Likewise, being in a stack with a slightly better facing – such as less sun glare or with a better sea view – can translate to hundreds of thousands of dollars in difference. However, these features are what we can call “nice to have”. They should be secondary to more important factors, such as:

  • Overall affordability
  • Proximity to school or work
  • Whether you would be close to parents
  • Availability of MRT stations

And others. If you find a development that meets these key criteria, it may be worth considering the less “glamorous” units there. This could lower the price enough that you’re in a position to buy.

5. For new developments, try not to buy in the latest stages (unless it’s a fire sale)

I am not promising that the earliest phases of sales are always cheaper – in some cases, developments do decrease their prices in later phases of sale. But as a general rule of thumb, the units sold during launch previews tend to come at bigger discounts.

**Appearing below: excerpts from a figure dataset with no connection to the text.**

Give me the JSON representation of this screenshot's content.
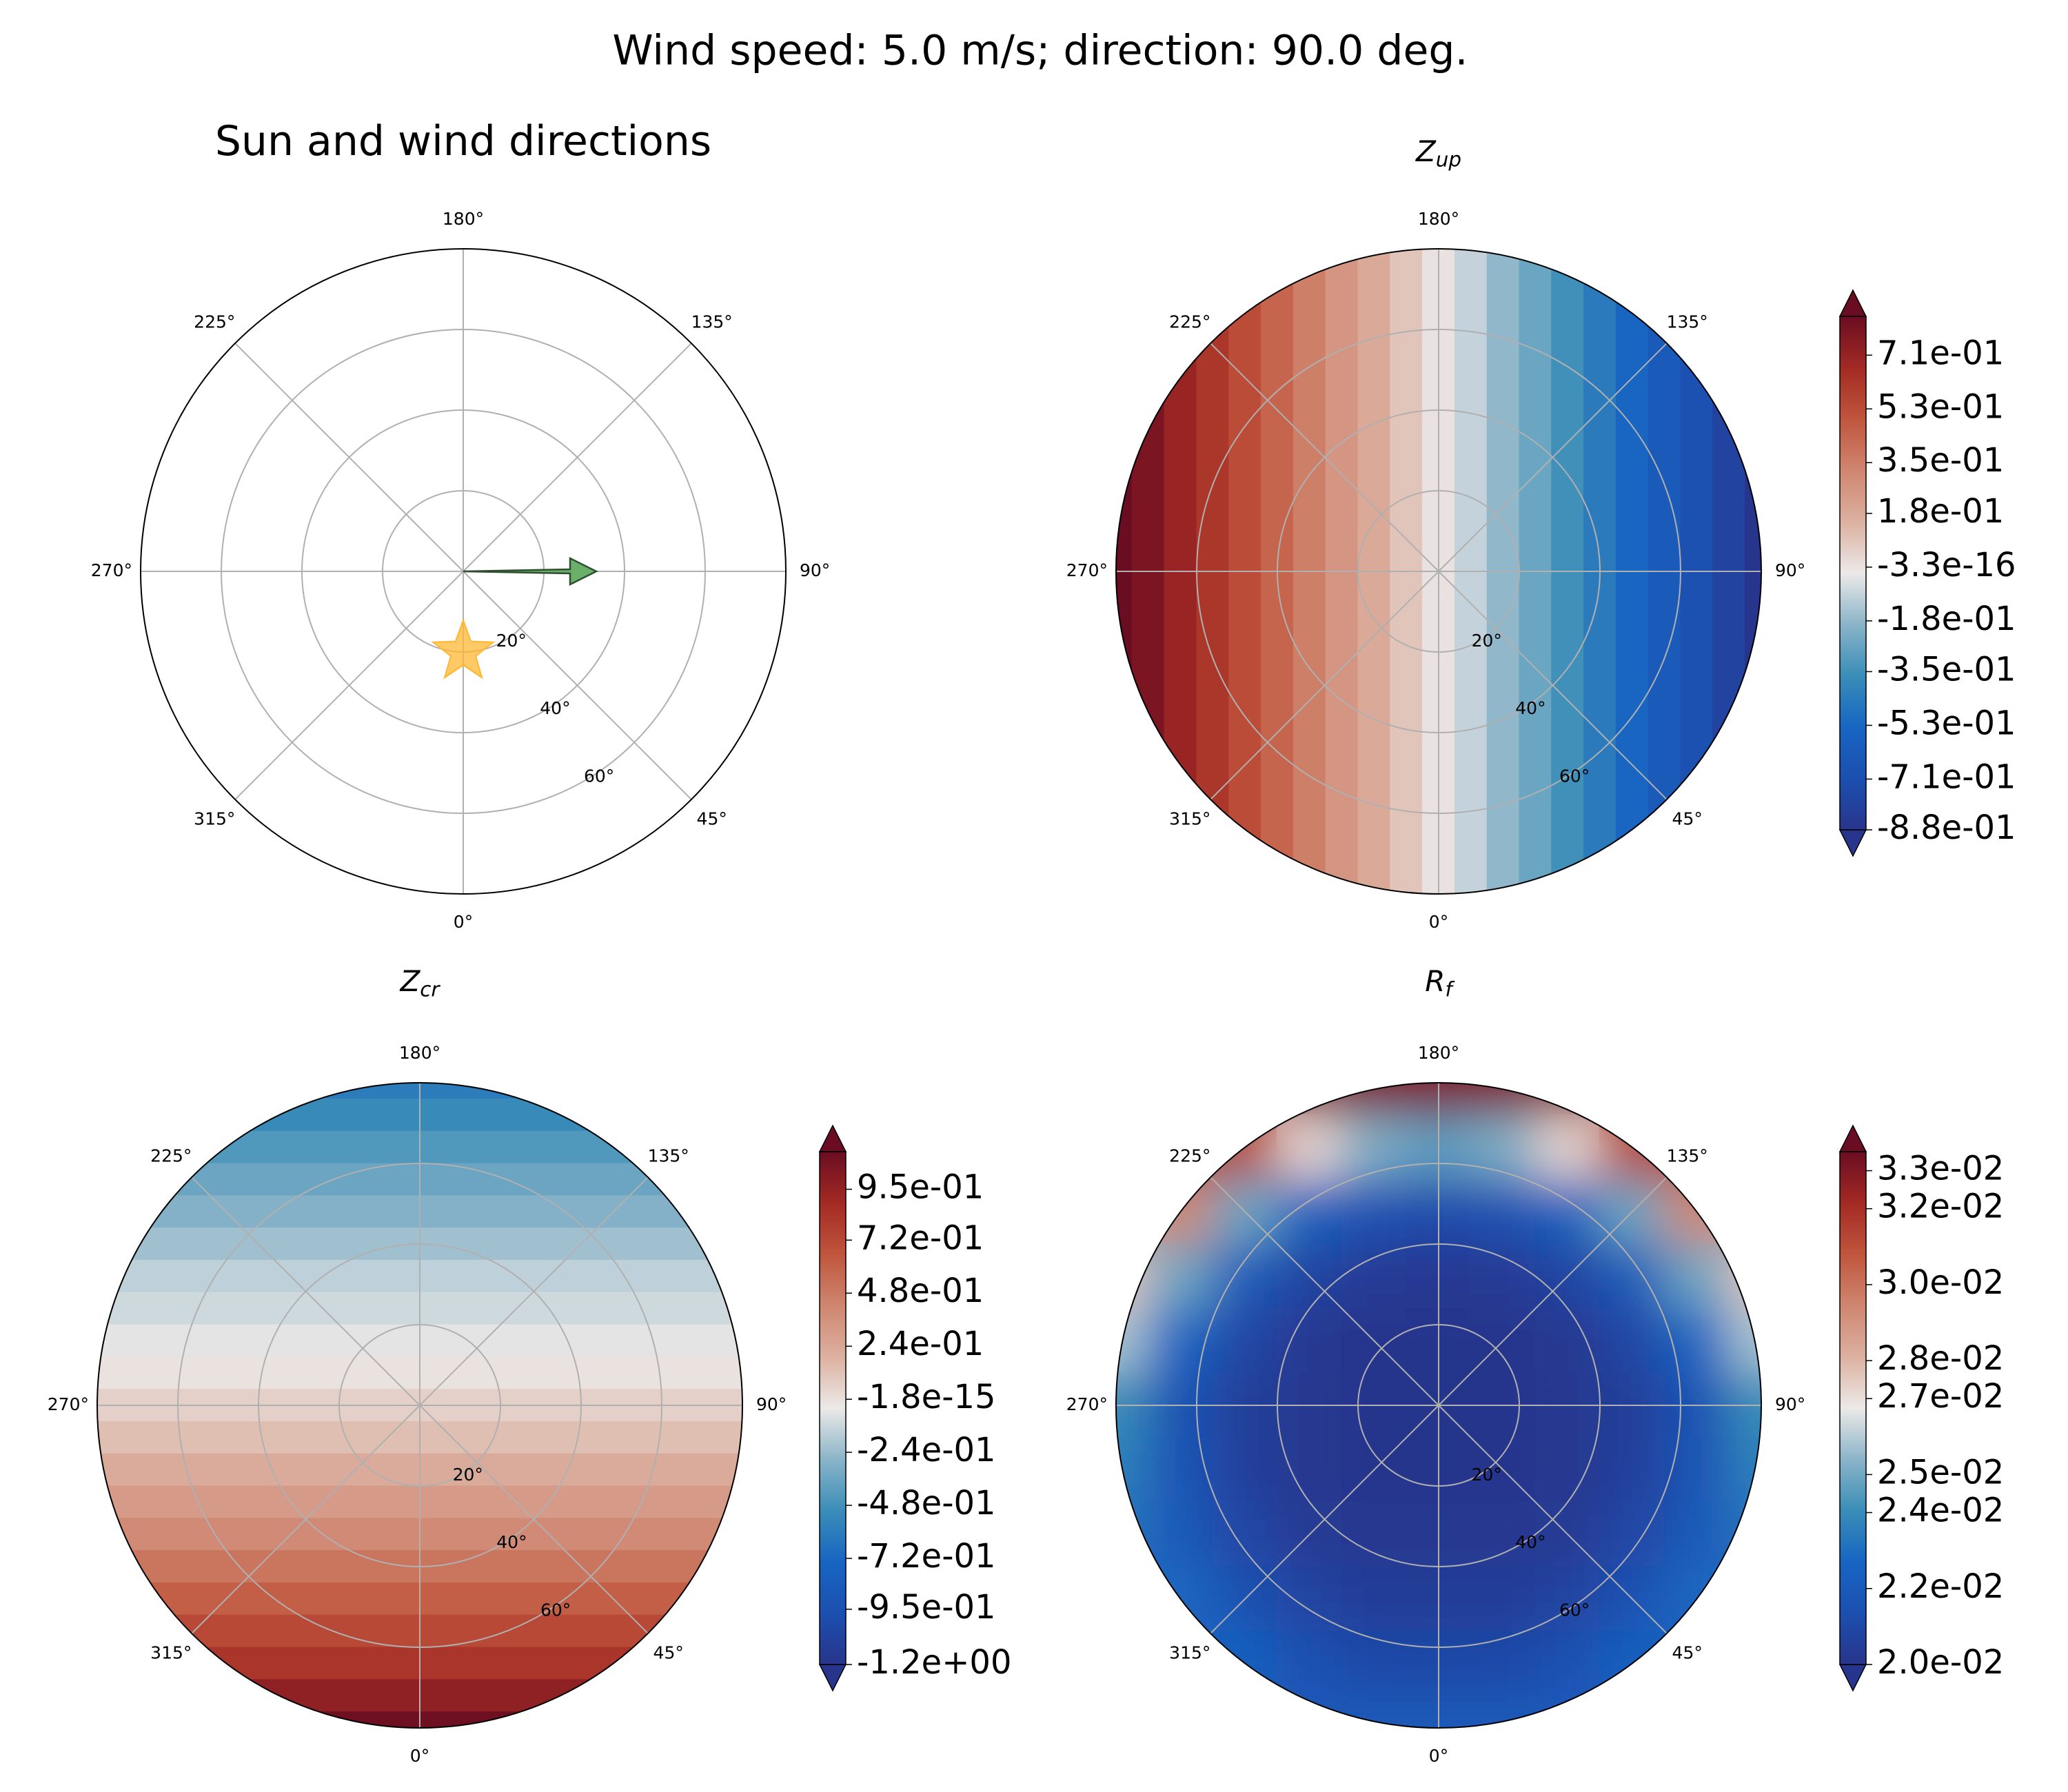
{
  "title": "Wind speed: 5.0 m/s; direction: 90.0 deg.",
  "chart_data": [
    {
      "type": "polar",
      "title": "Sun and wind directions",
      "rlim": [
        0,
        80
      ],
      "grid": true,
      "theta_ticks": [
        {
          "value": 0,
          "label": "0°"
        },
        {
          "value": 45,
          "label": "45°"
        },
        {
          "value": 90,
          "label": "90°"
        },
        {
          "value": 135,
          "label": "135°"
        },
        {
          "value": 180,
          "label": "180°"
        },
        {
          "value": 225,
          "label": "225°"
        },
        {
          "value": 270,
          "label": "270°"
        },
        {
          "value": 315,
          "label": "315°"
        }
      ],
      "rticks": [
        {
          "value": 20,
          "label": "20°"
        },
        {
          "value": 40,
          "label": "40°"
        },
        {
          "value": 60,
          "label": "60°"
        }
      ],
      "sun": {
        "theta": 0,
        "r": 20,
        "color": "#ffb732"
      },
      "wind": {
        "theta": 90,
        "r": 33,
        "color": "#6ab06a"
      }
    },
    {
      "type": "contour",
      "title": "Z",
      "title_subscript": "up",
      "rlim": [
        0,
        80
      ],
      "grid": true,
      "colormap": "balance",
      "theta_ticks": [
        {
          "value": 0,
          "label": "0°"
        },
        {
          "value": 45,
          "label": "45°"
        },
        {
          "value": 90,
          "label": "90°"
        },
        {
          "value": 135,
          "label": "135°"
        },
        {
          "value": 180,
          "label": "180°"
        },
        {
          "value": 225,
          "label": "225°"
        },
        {
          "value": 270,
          "label": "270°"
        },
        {
          "value": 315,
          "label": "315°"
        }
      ],
      "rticks": [
        {
          "value": 20,
          "label": "20°"
        },
        {
          "value": 40,
          "label": "40°"
        },
        {
          "value": 60,
          "label": "60°"
        }
      ],
      "field": {
        "x": [
          -80,
          -72,
          -64,
          -56,
          -48,
          -40,
          -32,
          -24,
          -16,
          -8,
          0,
          8,
          16,
          24,
          32,
          40,
          48,
          56,
          64,
          72,
          80
        ],
        "values": [
          0.88,
          0.79,
          0.7,
          0.62,
          0.53,
          0.44,
          0.35,
          0.26,
          0.18,
          0.09,
          0,
          -0.09,
          -0.18,
          -0.26,
          -0.35,
          -0.44,
          -0.53,
          -0.62,
          -0.7,
          -0.79,
          -0.88
        ]
      },
      "colorbar": {
        "clim": [
          -0.88,
          0.84
        ],
        "ticks": [
          {
            "value": -0.88,
            "label": "-8.8e-01"
          },
          {
            "value": -0.71,
            "label": "-7.1e-01"
          },
          {
            "value": -0.53,
            "label": "-5.3e-01"
          },
          {
            "value": -0.35,
            "label": "-3.5e-01"
          },
          {
            "value": -0.18,
            "label": "-1.8e-01"
          },
          {
            "value": -3.3e-16,
            "label": "-3.3e-16"
          },
          {
            "value": 0.18,
            "label": "1.8e-01"
          },
          {
            "value": 0.35,
            "label": "3.5e-01"
          },
          {
            "value": 0.53,
            "label": "5.3e-01"
          },
          {
            "value": 0.71,
            "label": "7.1e-01"
          }
        ]
      }
    },
    {
      "type": "contour",
      "title": "Z",
      "title_subscript": "cr",
      "rlim": [
        0,
        80
      ],
      "grid": true,
      "colormap": "balance",
      "theta_ticks": [
        {
          "value": 0,
          "label": "0°"
        },
        {
          "value": 45,
          "label": "45°"
        },
        {
          "value": 90,
          "label": "90°"
        },
        {
          "value": 135,
          "label": "135°"
        },
        {
          "value": 180,
          "label": "180°"
        },
        {
          "value": 225,
          "label": "225°"
        },
        {
          "value": 270,
          "label": "270°"
        },
        {
          "value": 315,
          "label": "315°"
        }
      ],
      "rticks": [
        {
          "value": 20,
          "label": "20°"
        },
        {
          "value": 40,
          "label": "40°"
        },
        {
          "value": 60,
          "label": "60°"
        }
      ],
      "field": {
        "y": [
          80,
          72,
          64,
          56,
          48,
          40,
          32,
          24,
          16,
          8,
          0,
          -8,
          -16,
          -24,
          -32,
          -40,
          -48,
          -56,
          -64,
          -72,
          -80
        ],
        "values": [
          -0.6,
          -0.52,
          -0.44,
          -0.36,
          -0.29,
          -0.22,
          -0.15,
          -0.11,
          -0.06,
          -0.01,
          0.06,
          0.13,
          0.22,
          0.31,
          0.4,
          0.5,
          0.61,
          0.72,
          0.83,
          0.97,
          1.1
        ]
      },
      "colorbar": {
        "clim": [
          -1.2,
          1.12
        ],
        "ticks": [
          {
            "value": -1.2,
            "label": "-1.2e+00"
          },
          {
            "value": -0.95,
            "label": "-9.5e-01"
          },
          {
            "value": -0.72,
            "label": "-7.2e-01"
          },
          {
            "value": -0.48,
            "label": "-4.8e-01"
          },
          {
            "value": -0.24,
            "label": "-2.4e-01"
          },
          {
            "value": -1.8e-15,
            "label": "-1.8e-15"
          },
          {
            "value": 0.24,
            "label": "2.4e-01"
          },
          {
            "value": 0.48,
            "label": "4.8e-01"
          },
          {
            "value": 0.72,
            "label": "7.2e-01"
          },
          {
            "value": 0.95,
            "label": "9.5e-01"
          }
        ]
      }
    },
    {
      "type": "contour",
      "title": "R",
      "title_subscript": "f",
      "rlim": [
        0,
        80
      ],
      "grid": true,
      "colormap": "balance",
      "theta_ticks": [
        {
          "value": 0,
          "label": "0°"
        },
        {
          "value": 45,
          "label": "45°"
        },
        {
          "value": 90,
          "label": "90°"
        },
        {
          "value": 135,
          "label": "135°"
        },
        {
          "value": 180,
          "label": "180°"
        },
        {
          "value": 225,
          "label": "225°"
        },
        {
          "value": 270,
          "label": "270°"
        },
        {
          "value": 315,
          "label": "315°"
        }
      ],
      "rticks": [
        {
          "value": 20,
          "label": "20°"
        },
        {
          "value": 40,
          "label": "40°"
        },
        {
          "value": 60,
          "label": "60°"
        }
      ],
      "field": {
        "x": [
          -80,
          -64,
          -48,
          -32,
          -16,
          0,
          16,
          32,
          48,
          64,
          80
        ],
        "y": [
          80,
          64,
          48,
          32,
          16,
          0,
          -16,
          -32,
          -48,
          -64,
          -80
        ],
        "values": [
          [
            null,
            null,
            null,
            0.033,
            0.033,
            0.033,
            0.033,
            0.033,
            null,
            null,
            null
          ],
          [
            null,
            0.0312,
            0.0312,
            0.0272,
            0.0252,
            0.0246,
            0.0252,
            0.0272,
            0.0312,
            0.0312,
            null
          ],
          [
            null,
            0.0294,
            0.0249,
            0.0225,
            0.0215,
            0.0212,
            0.0215,
            0.0225,
            0.0249,
            0.0294,
            null
          ],
          [
            0.0276,
            0.0249,
            0.0221,
            0.0208,
            0.0203,
            0.0202,
            0.0203,
            0.0208,
            0.0221,
            0.0249,
            0.0276
          ],
          [
            0.0258,
            0.0227,
            0.0209,
            0.0202,
            0.02,
            0.02,
            0.02,
            0.0202,
            0.0209,
            0.0227,
            0.0258
          ],
          [
            0.024,
            0.0216,
            0.0205,
            0.0201,
            0.02,
            0.02,
            0.02,
            0.0201,
            0.0205,
            0.0216,
            0.024
          ],
          [
            0.0236,
            0.0217,
            0.0206,
            0.0201,
            0.02,
            0.02,
            0.02,
            0.0201,
            0.0206,
            0.0217,
            0.0236
          ],
          [
            0.0232,
            0.022,
            0.0209,
            0.0203,
            0.0201,
            0.0201,
            0.0201,
            0.0203,
            0.0209,
            0.022,
            0.0232
          ],
          [
            null,
            0.0228,
            0.0215,
            0.0208,
            0.0204,
            0.0204,
            0.0204,
            0.0208,
            0.0215,
            0.0228,
            null
          ],
          [
            null,
            0.0224,
            0.0224,
            0.0215,
            0.0211,
            0.021,
            0.0211,
            0.0215,
            0.0224,
            0.0224,
            null
          ],
          [
            null,
            null,
            null,
            0.022,
            0.022,
            0.022,
            0.022,
            0.022,
            null,
            null,
            null
          ]
        ]
      },
      "colorbar": {
        "clim": [
          0.02,
          0.0335
        ],
        "ticks": [
          {
            "value": 0.02,
            "label": "2.0e-02"
          },
          {
            "value": 0.022,
            "label": "2.2e-02"
          },
          {
            "value": 0.024,
            "label": "2.4e-02"
          },
          {
            "value": 0.025,
            "label": "2.5e-02"
          },
          {
            "value": 0.027,
            "label": "2.7e-02"
          },
          {
            "value": 0.028,
            "label": "2.8e-02"
          },
          {
            "value": 0.03,
            "label": "3.0e-02"
          },
          {
            "value": 0.032,
            "label": "3.2e-02"
          },
          {
            "value": 0.033,
            "label": "3.3e-02"
          }
        ]
      }
    }
  ]
}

Some of these may even be loss-leaders, just to get the ball rolling.

(Contact me if you’re interested in these early previews, as they’re not always open to the public).

It is usually – but not always – most expensive to buy when a new development has just received its Temporary Occupancy Permit (TOP). There are some advantages associated with this, like being able to use a Deferred Payment Scheme (DPS) – but for now, suffice it to say that such purchases tend to come at a premium. You’ll be paying for the benefit of being able to move in immediately.

An exception to this is if a developer has a fire sale, or is in a rush to quickly clear remaining units.

6. Understand how much you need in cash, versus CPF savings

New home buyers are often confused as to how much they need to save; and the large down payments can scare them into putting off home ownership. In reality, you probably need less cash than you think.

Assuming there are no problems with your home loan application, HDB will lend you up to 90 percent of your flat price or value, whichever is lower. The remaining 10 per cent can be paid in any combination of cash or CPF.

So if you buy a BTO flat for $350,000, the down payment is $35,000. Assuming you and your co-owner have enough in your combined CPF to cover this, you will pay $0 in cash (have to put down around $2,000 for the booking, but this can be refunded later when you buy the flat).

For bank loans, you can usually borrow up to 75 per cent of the price or value, whichever is lower. However, only the first five per cent has to be in cash; the next 20 per cent can come from any combination of cash or CPF.

So if you buy a condo at $1.5 million, the cash required is only $75,000. The other $300,000 for the down payment can come from your CPF.

Knowing this can help you plan accordingly, and find a property even in 2021.

What you can’t do anything about though, is construction delays

Sadly, this is a fact of life in the Covid-19 environment. If construction delays worry you, then you have no real choice but to go for recently completed new launch properties, or to look in the resale market. Even then, be prepared to deal with delays in renovation, due to the pandemic.

I would, for safety’s sake, plan for the possibility of moving in six months later than the expected date. Keep this in mind if you’re renting temporary accommodation.